The Tory leader scuppered the Government's plans to rush the legislation through the Lords in the new session of Parliament, which begins next Tuesday. It was killed off in the session that ended yesterday after peers voted five times against the system of PR proposed by Labour.

Mr Hague stamped firmly on suggestions by Lord Cranborne, Tory leader in the Lords, that the Opposition would co-operate with the Government so the Bill could become law by mid-January - the deadline set by ministers to enable it to be used in the Euro elections next June.

Although Labour claimed the Opposition was in "disarray" over the Bill, Tory sources denied any split between Mr Hague and Lord Cranborne. They said the Bill was still flawed because Labour's "closed list" system would allow people to vote only for a party and not an individual candidate.

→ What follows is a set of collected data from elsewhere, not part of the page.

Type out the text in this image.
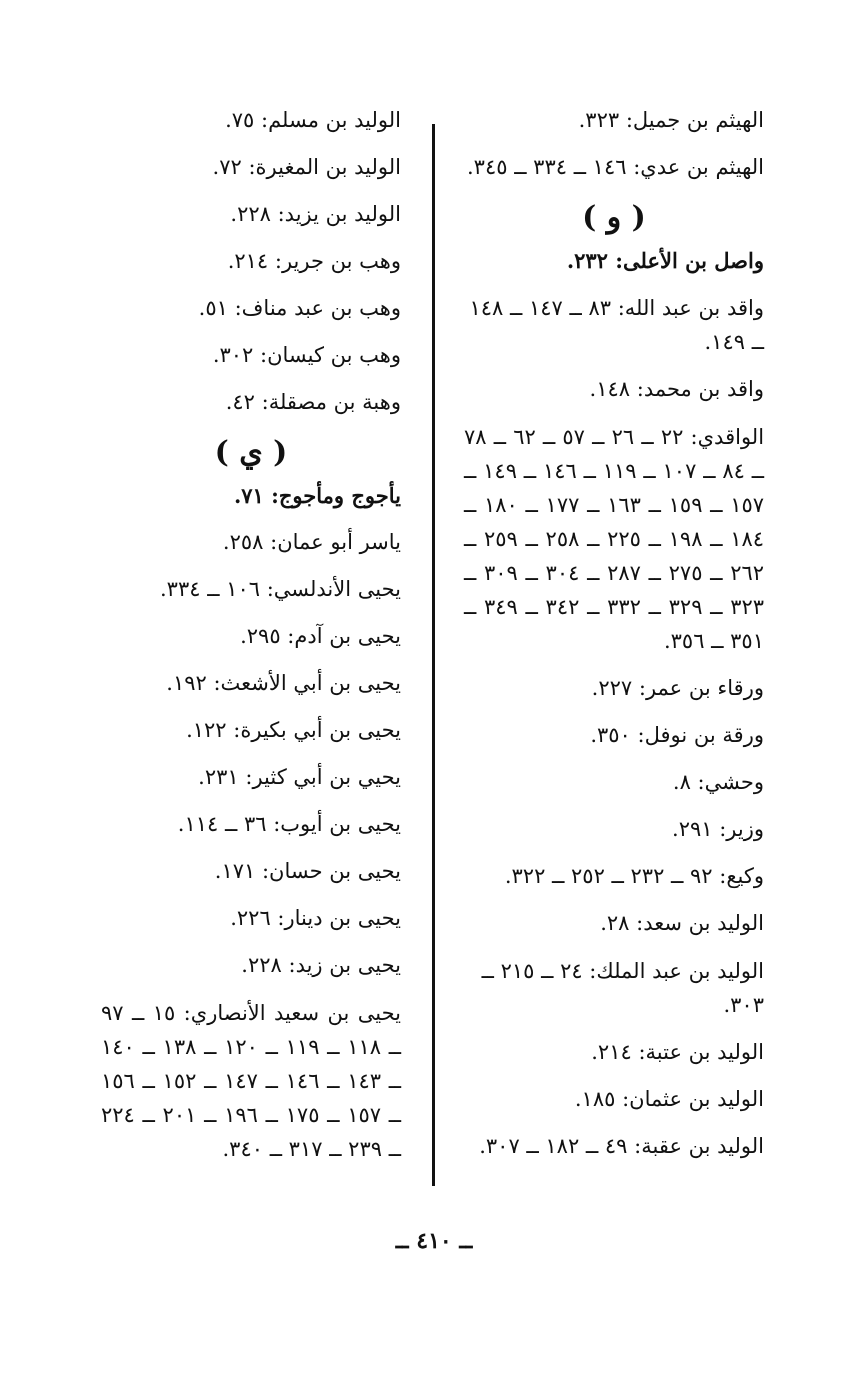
الهيثم بن جميل: ٣٢٣.

الهيثم بن عدي: ١٤٦ ــ ٣٣٤ ــ ٣٤٥.

( و )

واصل بن الأعلى: ٢٣٢.

واقد بن عبد الله: ٨٣ ــ ١٤٧ ــ ١٤٨ ــ ١٤٩.

واقد بن محمد: ١٤٨.

الواقدي: ٢٢ ــ ٢٦ ــ ٥٧ ــ ٦٢ ــ ٧٨ ــ ٨٤ ــ ١٠٧ ــ ١١٩ ــ ١٤٦ ــ ١٤٩ ــ ١٥٧ ــ ١٥٩ ــ ١٦٣ ــ ١٧٧ ــ ١٨٠ ــ ١٨٤ ــ ١٩٨ ــ ٢٢٥ ــ ٢٥٨ ــ ٢٥٩ ــ ٢٦٢ ــ ٢٧٥ ــ ٢٨٧ ــ ٣٠٤ ــ ٣٠٩ ــ ٣٢٣ ــ ٣٢٩ ــ ٣٣٢ ــ ٣٤٢ ــ ٣٤٩ ــ ٣٥١ ــ ٣٥٦.

ورقاء بن عمر: ٢٢٧.

ورقة بن نوفل: ٣٥٠.

وحشي: ٨.

وزير: ٢٩١.

وكيع: ٩٢ ــ ٢٣٢ ــ ٢٥٢ ــ ٣٢٢.

الوليد بن سعد: ٢٨.

الوليد بن عبد الملك: ٢٤ ــ ٢١٥ ــ ٣٠٣.

الوليد بن عتبة: ٢١٤.

الوليد بن عثمان: ١٨٥.

الوليد بن عقبة: ٤٩ ــ ١٨٢ ــ ٣٠٧.

الوليد بن مسلم: ٧٥.

الوليد بن المغيرة: ٧٢.

الوليد بن يزيد: ٢٢٨.

وهب بن جرير: ٢١٤.

وهب بن عبد مناف: ٥١.

وهب بن كيسان: ٣٠٢.

وهبة بن مصقلة: ٤٢.

( ي )

يأجوج ومأجوج: ٧١.

ياسر أبو عمان: ٢٥٨.

يحيى الأندلسي: ١٠٦ ــ ٣٣٤.

يحيى بن آدم: ٢٩٥.

يحيى بن أبي الأشعث: ١٩٢.

يحيى بن أبي بكيرة: ١٢٢.

يحيي بن أبي كثير: ٢٣١.

يحيى بن أيوب: ٣٦ ــ ١١٤.

يحيى بن حسان: ١٧١.

يحيى بن دينار: ٢٢٦.

يحيى بن زيد: ٢٢٨.

يحيى بن سعيد الأنصاري: ١٥ ــ ٩٧ ــ ١١٨ ــ ١١٩ ــ ١٢٠ ــ ١٣٨ ــ ١٤٠ ــ ١٤٣ ــ ١٤٦ ــ ١٤٧ ــ ١٥٢ ــ ١٥٦ ــ ١٥٧ ــ ١٧٥ ــ ١٩٦ ــ ٢٠١ ــ ٢٢٤ ــ ٢٣٩ ــ ٣١٧ ــ ٣٤٠.

ــ ٤١٠ ــ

Mr Hague's decision means next June's elections will almost certainly be fought under the existing first-past-the-post system, with Euro MPs representing single-member seats rather than being chosen from regional party lists.

The Tory leader said the Government was trying to introduce a system of election that denied people a vote for the candidate they preferred. "We say that is wrong, that it is undemocratic and that has never been the way we have done things in this country," he said. Mr Hague added: "We were opposed to it yesterday, we are still opposed to it today and they will find we will continue to be opposed to it in the future. We are not going to co-operate or acquiesce in any way."

Tory officials insisted the Government could still get the measure approved in time for next year's Euro elections if it was prepared to sacrifice other Parliamentary business. But ministers accused the Tories of trying to delay the Bill to strip the 750 hereditary peers of their right to speak and vote in the Lords --the centrepiece of the Government's programme for the coming year.

When it brings back the European elections Bill, the Government will invoke the Parliament Act, which allows the Commons to overrule the Lords when the second chamber has defeated legislation.

But Downing Street insisted this move would not meet the January deadline unless the Tories ended their blocking tactics. "It is not a gun that the Government can hold to the heads of the Lords and tell them to vote one way or the other," Number 10 said.

Mr Blair said the Tories had "scuppered" his plans to bring in a new voting system for the European poll. "If they play that game we have got to go back to the old system," he said.